Par Camille Focant et Daniel Marguerat dir.

Camille Focant et Daniel Marguerat dir.
Le Nouveau Testament commenté. Texte intégral. Traduction œcuménique de la Bible.

Bayard, Montrouge, 2012, 1248 p., 59 €

Le Nouveau Testament commenté (NTC) s’est donné pour objectif de balayer certaines des difficultés inhérentes à l’écart historique et culturel entre le moment de la rédaction et celui de la lecture contemporaine ; il attire également l’attention sur des points que la recherche actuelle a mis en valeur, en particulier sur la « fabrication » littéraire et ses développements théologiques. Certes, il existe déjà des ouvrages du même type et destinés à un public équivalent. Qu’il suffise de penser à la série « Commentaires » initiée dans les années 1990 par le Service biblique catholique Évangile et Vie [1]. La traduction – celle de la liturgie – n’était cependant pas complète, se limitant aux passages présents dans le Lectionnaire catholique. La traduction est ici intégrale et les éditeurs ont choisi la TOB révisée 2010 (voir C.E. n° 154, p. 59 ; curieusement, la belle notice sur les « Juifs », p. 445, ne s’articule pas sur la traduction variée du mot Ioudaioi qui est une originalité de cette révision). Le choix de la TOB ressort d’une conviction œcuménique qui s’est étendue à la liste des collaborateurs (onze protestants et sept catholiques).

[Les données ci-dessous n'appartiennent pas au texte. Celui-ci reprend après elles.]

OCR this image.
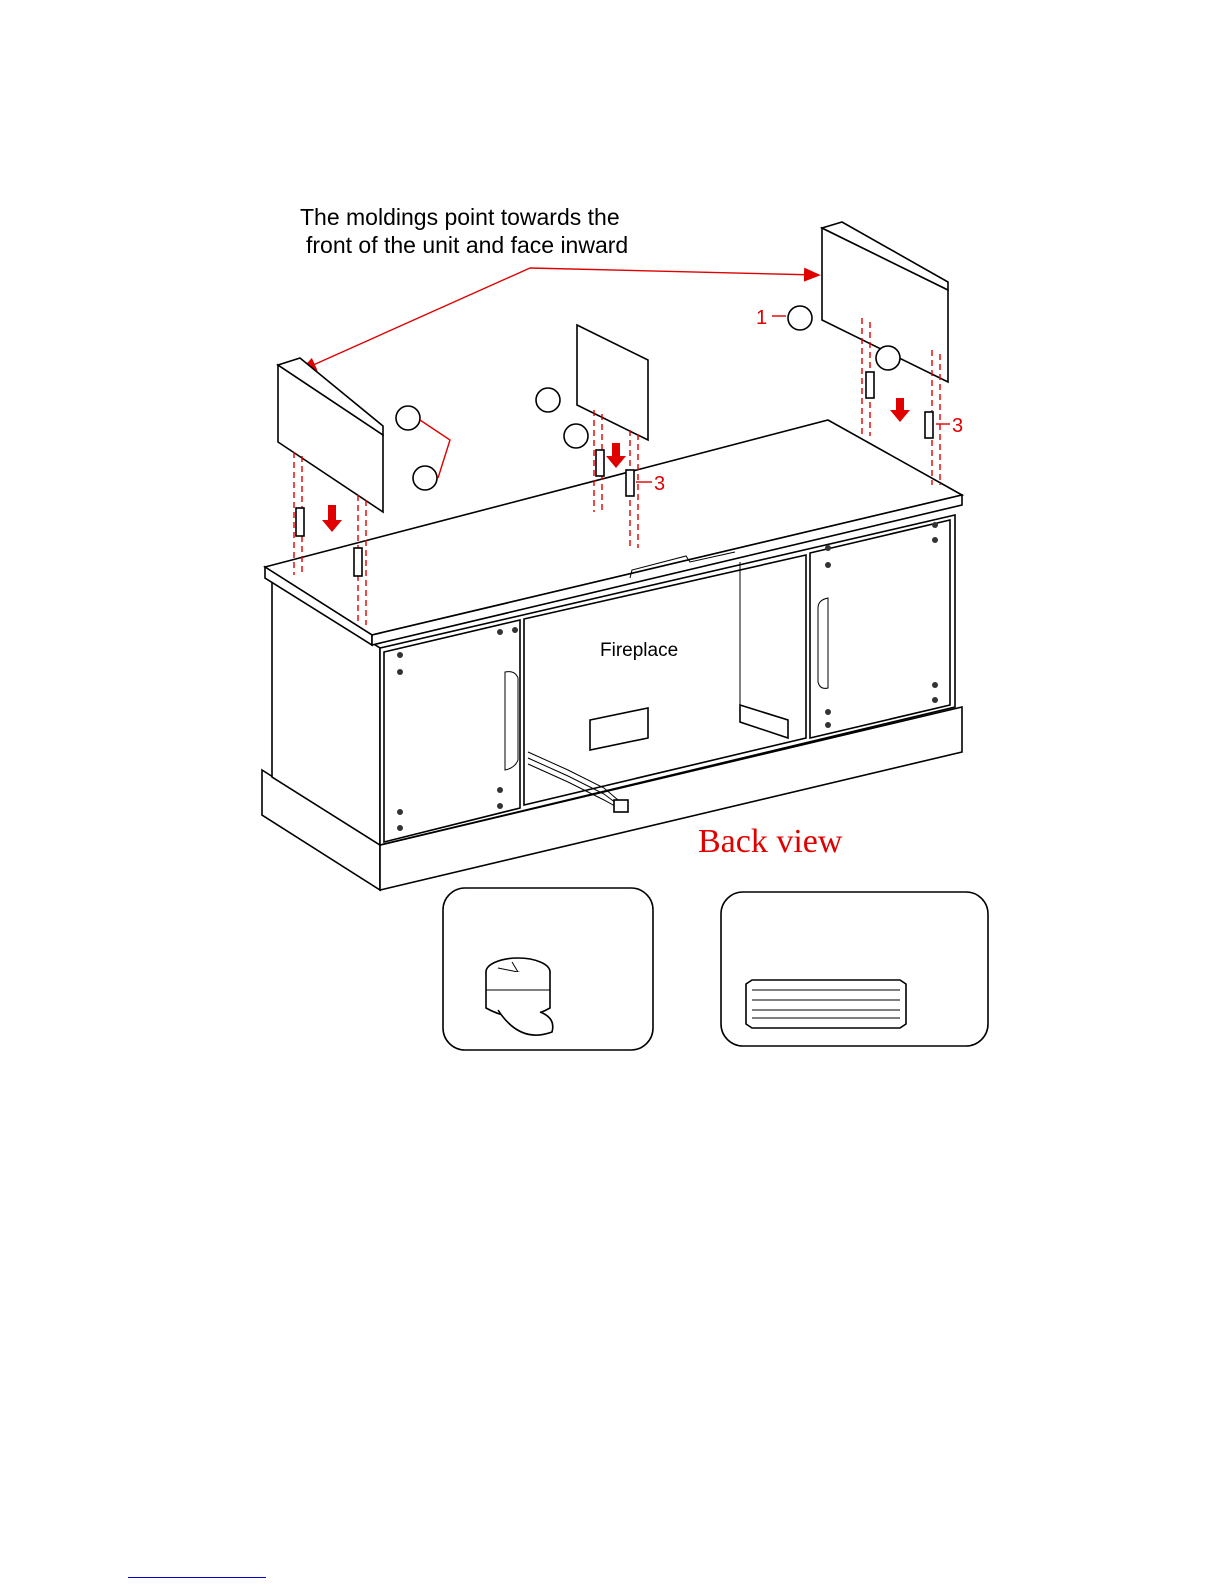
The moldings point towards the
front of the unit and face inward
Fireplace
Back view
3
1
3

Une collection d’exégèse savante s’intitule « Commentaires du Nouveau Testament » (Labor et fides) et une autre « Commentaire biblique : Nouveau Testament » (Éd. du Cerf). Certains des auteurs ont déjà écrit pour l’une ou l’autre. Chaque livre biblique y est examiné sous de nombreux angles : historiques, linguistiques, littéraires, théologiques. Par son titre, le NTC, lui, ne met pas d’abord l’accent sur ce paratexte, abondant et essentiel à tout chercheur, mais bien sur le texte lui-même.

Cela n’empêche pas les auteurs de prendre parfois leur distance vis-à-vis de la traduction, pour une plus juste écoute du texte original : ainsi l’emploi de « croyait-on » en Lc 3,23 (p. 272) ou bien de « femmes adultères » en Jc 4,4 (p. 1067)… Une future révision de la TOB, s’il y en a une, saura en tenir compte. Toute traduction étant perfectible, les critiques – au demeurant peu nombreuses – ne la dévalorisent pas.

La traduction de la TOB, son annotation et ses introductions sont le résultat d’un travail commun, sur chaque texte, de spécialistes de diverses confessions (et qui restent anonymes). Dépouillée du paratexte, la traduction paraît ici plus jeune, le commentaire de chaque livre ayant été confié cette fois à une seule personne reconnue pour sa compétence (exceptionnellement à deux, pour l’évangile de Luc). Le souci œcuménique a été tenu par le comité éditorial (trois catholiques, trois protestants) qui a veillé à ce que l’on mette en évidence la portée théologique de chaque œuvre « sans que les formulations ne se confondent avec une visée apologétique ou strictement confessionnelle » (p. 9). Prenons un exemple : le texte qui a longtemps divisé catholiques et protestants, l’épître aux Romains, a été confiée à M. Schoeni, pasteur baptiste. S’ils avaient participé au projet, nul doute que C. Reynier (>>>Pour lire cette recension) ou P. Bony (>>>Pour lire cette recension) dans leurs ouvrages récents auraient dit des choses différentes mais cela, en fonction de leur savoir et non de leur seule appartenance catholique. Tel quel, le texte est pédagogique, au diapason de l’ensemble, offrant à tout lecteur de quoi élaborer sa propre interprétation.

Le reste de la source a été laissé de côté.